I awaken, my stomach kicking up a ruckus.
My husband turns over, assuming the little-boy look I deeply distrust. “What would you say if I bought a pop-up camper today?”
Unprintable thoughts. (Deep breath.) “Weren’t we waiting until next year?”
I. Should. Know. Better.
Lately, he has regaled me with facts about hitches, sizes, and secondhand prices. To cut costs further, “They make Airstreams designed only for sleep.”
I snorted. “Translation: we can’t stand, right?”
“We’d slide into bed like bread slices into a sideways toaster?”
He offered, “I could rig something—”
No, thanks. I have never used a catapult to go to bed, and I won’t now.
As usual, he has lined up Excellent Reasons to Buy Today. “Think ‘clearance prices.’”
“They don’t come with catapults, do they?”
He wants to enumerate all his Excellent Reasons, but I dive under my covers. “Buy it.

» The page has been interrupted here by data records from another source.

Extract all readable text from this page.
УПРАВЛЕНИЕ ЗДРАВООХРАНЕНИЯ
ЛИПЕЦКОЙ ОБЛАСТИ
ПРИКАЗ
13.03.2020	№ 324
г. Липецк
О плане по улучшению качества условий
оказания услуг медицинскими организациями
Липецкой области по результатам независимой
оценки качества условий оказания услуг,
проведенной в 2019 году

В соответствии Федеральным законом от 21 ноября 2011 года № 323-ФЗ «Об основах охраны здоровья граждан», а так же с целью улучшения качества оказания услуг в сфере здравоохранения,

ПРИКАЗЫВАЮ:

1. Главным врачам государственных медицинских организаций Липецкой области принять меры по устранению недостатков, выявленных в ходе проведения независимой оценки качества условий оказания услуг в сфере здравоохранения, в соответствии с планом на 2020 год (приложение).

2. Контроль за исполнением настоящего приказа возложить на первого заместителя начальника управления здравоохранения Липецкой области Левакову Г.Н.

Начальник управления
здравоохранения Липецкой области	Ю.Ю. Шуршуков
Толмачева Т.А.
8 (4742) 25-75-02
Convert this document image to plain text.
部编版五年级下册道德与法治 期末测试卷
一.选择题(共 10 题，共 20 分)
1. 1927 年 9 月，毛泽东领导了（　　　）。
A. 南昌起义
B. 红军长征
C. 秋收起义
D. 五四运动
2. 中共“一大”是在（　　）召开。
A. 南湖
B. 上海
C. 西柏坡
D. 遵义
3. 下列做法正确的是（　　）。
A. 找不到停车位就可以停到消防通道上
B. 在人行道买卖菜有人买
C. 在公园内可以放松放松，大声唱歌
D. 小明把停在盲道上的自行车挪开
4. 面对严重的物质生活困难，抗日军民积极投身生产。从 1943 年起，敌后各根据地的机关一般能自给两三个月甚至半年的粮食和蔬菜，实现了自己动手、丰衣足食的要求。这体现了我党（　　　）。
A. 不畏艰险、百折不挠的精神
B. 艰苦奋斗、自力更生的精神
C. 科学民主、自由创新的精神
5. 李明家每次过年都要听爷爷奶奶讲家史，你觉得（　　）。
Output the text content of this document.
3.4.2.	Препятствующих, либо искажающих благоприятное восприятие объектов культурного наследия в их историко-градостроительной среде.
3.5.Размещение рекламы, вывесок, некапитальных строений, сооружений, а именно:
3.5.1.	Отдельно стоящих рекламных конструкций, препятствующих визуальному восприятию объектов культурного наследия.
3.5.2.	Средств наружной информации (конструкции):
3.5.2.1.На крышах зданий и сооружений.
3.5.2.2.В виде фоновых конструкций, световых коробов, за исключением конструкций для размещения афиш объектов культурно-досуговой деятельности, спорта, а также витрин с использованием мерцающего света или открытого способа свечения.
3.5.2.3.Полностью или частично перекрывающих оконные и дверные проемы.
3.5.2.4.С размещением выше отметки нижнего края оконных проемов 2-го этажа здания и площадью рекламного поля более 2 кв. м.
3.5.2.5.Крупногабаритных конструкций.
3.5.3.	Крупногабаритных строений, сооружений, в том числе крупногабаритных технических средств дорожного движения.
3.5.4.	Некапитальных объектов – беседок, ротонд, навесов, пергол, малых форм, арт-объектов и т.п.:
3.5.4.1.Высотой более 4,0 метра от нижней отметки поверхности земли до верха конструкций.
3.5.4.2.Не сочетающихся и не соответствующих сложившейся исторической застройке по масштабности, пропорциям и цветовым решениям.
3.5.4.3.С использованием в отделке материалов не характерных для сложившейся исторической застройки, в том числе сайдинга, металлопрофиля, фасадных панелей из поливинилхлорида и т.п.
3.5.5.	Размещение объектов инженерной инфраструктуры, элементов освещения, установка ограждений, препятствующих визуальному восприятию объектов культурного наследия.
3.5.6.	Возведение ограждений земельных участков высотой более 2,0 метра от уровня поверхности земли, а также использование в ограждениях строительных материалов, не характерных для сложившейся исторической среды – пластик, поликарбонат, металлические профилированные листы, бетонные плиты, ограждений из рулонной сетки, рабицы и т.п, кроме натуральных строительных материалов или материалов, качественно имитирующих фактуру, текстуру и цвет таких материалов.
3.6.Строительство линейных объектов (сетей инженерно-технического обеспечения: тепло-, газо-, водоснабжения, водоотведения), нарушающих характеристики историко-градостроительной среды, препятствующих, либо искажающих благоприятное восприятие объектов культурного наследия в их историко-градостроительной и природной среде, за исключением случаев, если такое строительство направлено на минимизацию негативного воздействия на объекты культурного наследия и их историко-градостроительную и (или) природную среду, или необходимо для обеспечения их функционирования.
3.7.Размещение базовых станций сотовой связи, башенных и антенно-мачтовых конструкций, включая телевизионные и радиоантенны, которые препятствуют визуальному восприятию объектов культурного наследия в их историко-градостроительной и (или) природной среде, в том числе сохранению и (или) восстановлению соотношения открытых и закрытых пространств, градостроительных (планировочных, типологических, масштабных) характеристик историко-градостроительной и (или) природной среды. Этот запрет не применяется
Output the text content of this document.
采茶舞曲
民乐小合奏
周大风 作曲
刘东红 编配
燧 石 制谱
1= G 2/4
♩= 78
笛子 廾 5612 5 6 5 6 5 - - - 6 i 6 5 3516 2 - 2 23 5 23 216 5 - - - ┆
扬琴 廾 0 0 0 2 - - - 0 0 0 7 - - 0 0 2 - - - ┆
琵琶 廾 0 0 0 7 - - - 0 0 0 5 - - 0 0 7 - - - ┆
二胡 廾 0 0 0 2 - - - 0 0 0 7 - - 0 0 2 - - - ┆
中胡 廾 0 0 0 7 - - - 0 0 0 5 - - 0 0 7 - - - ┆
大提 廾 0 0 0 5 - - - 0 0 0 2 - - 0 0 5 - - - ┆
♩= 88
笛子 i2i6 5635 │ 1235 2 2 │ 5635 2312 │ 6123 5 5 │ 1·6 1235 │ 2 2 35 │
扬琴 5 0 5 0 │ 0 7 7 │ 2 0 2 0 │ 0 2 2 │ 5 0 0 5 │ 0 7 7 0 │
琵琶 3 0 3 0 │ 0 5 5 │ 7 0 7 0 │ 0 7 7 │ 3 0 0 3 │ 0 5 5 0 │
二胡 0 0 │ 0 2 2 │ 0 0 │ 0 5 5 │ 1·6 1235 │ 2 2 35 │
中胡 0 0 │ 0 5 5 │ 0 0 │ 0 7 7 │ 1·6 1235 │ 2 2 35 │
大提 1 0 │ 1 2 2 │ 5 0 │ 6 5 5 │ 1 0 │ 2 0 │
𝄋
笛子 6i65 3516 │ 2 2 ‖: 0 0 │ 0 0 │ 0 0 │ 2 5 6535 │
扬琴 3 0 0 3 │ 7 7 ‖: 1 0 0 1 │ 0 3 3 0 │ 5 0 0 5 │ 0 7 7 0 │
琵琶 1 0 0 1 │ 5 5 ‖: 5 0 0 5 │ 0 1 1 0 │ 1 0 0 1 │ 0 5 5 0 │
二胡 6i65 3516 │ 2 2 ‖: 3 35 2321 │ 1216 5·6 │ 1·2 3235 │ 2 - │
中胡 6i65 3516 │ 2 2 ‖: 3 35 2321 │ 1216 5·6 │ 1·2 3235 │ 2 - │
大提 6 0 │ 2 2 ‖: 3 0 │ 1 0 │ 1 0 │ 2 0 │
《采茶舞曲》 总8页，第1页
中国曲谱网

Now.”
When he arrives with his new toy, Stomach and I have reached a cease-fire. I agree to a pop-up demonstration.
Unfortunately, the crank has disappeared. He’s off to the hardware store to buy a wrench that doesn’t work. Hubby ends up using a kayak paddle. But he sets the camper up.
Surveying its heater, he enthuses, “Now we can camp in March and November.”
He raids the cleaning closet, as the savings involved do-it-yourself elbow grease.
Given my uppity stomach, I cannot clean. Sigh.
Hubby scrubs and scours. Where have his cleaning talents been hiding all these years?
Instructional parking videos he watches online make Stomach and me uneasy. We do not trust safety tips that feature crash sounds.
He practices parking the camper in our church’s empty lot, then drafts me as safety spotter as he backs the pop-up into its new home by our garden. “Yell if you see traffic.”
As if on cue, car convoys appear. Clumps of bicycles clog the road. The Taylor University cross country team lopes by. I hope they prayed before practice — and that they take another route back.
Hubby shifts into reverse again. “I can’t hear you. Yell louder.”
Halfway through his next attempt, I spot a pedestrian and shriek, “Walker!”
The poor woman sprints away.
But Hubby completes his maneuver. The camper rolls into its spot. Sort of.
He jumps out, frowning. The pop-up will learn that “crooked” is not in his vocabulary.
Hubby learns that the camper is a slow learner.
I learn not to brainstorm fiction plots when my flowers’ lives are in jeopardy.
We set an October date for our first campout. I don’t really mind his new toy, as he shares it with me.
But I hope nothing else pops up soon.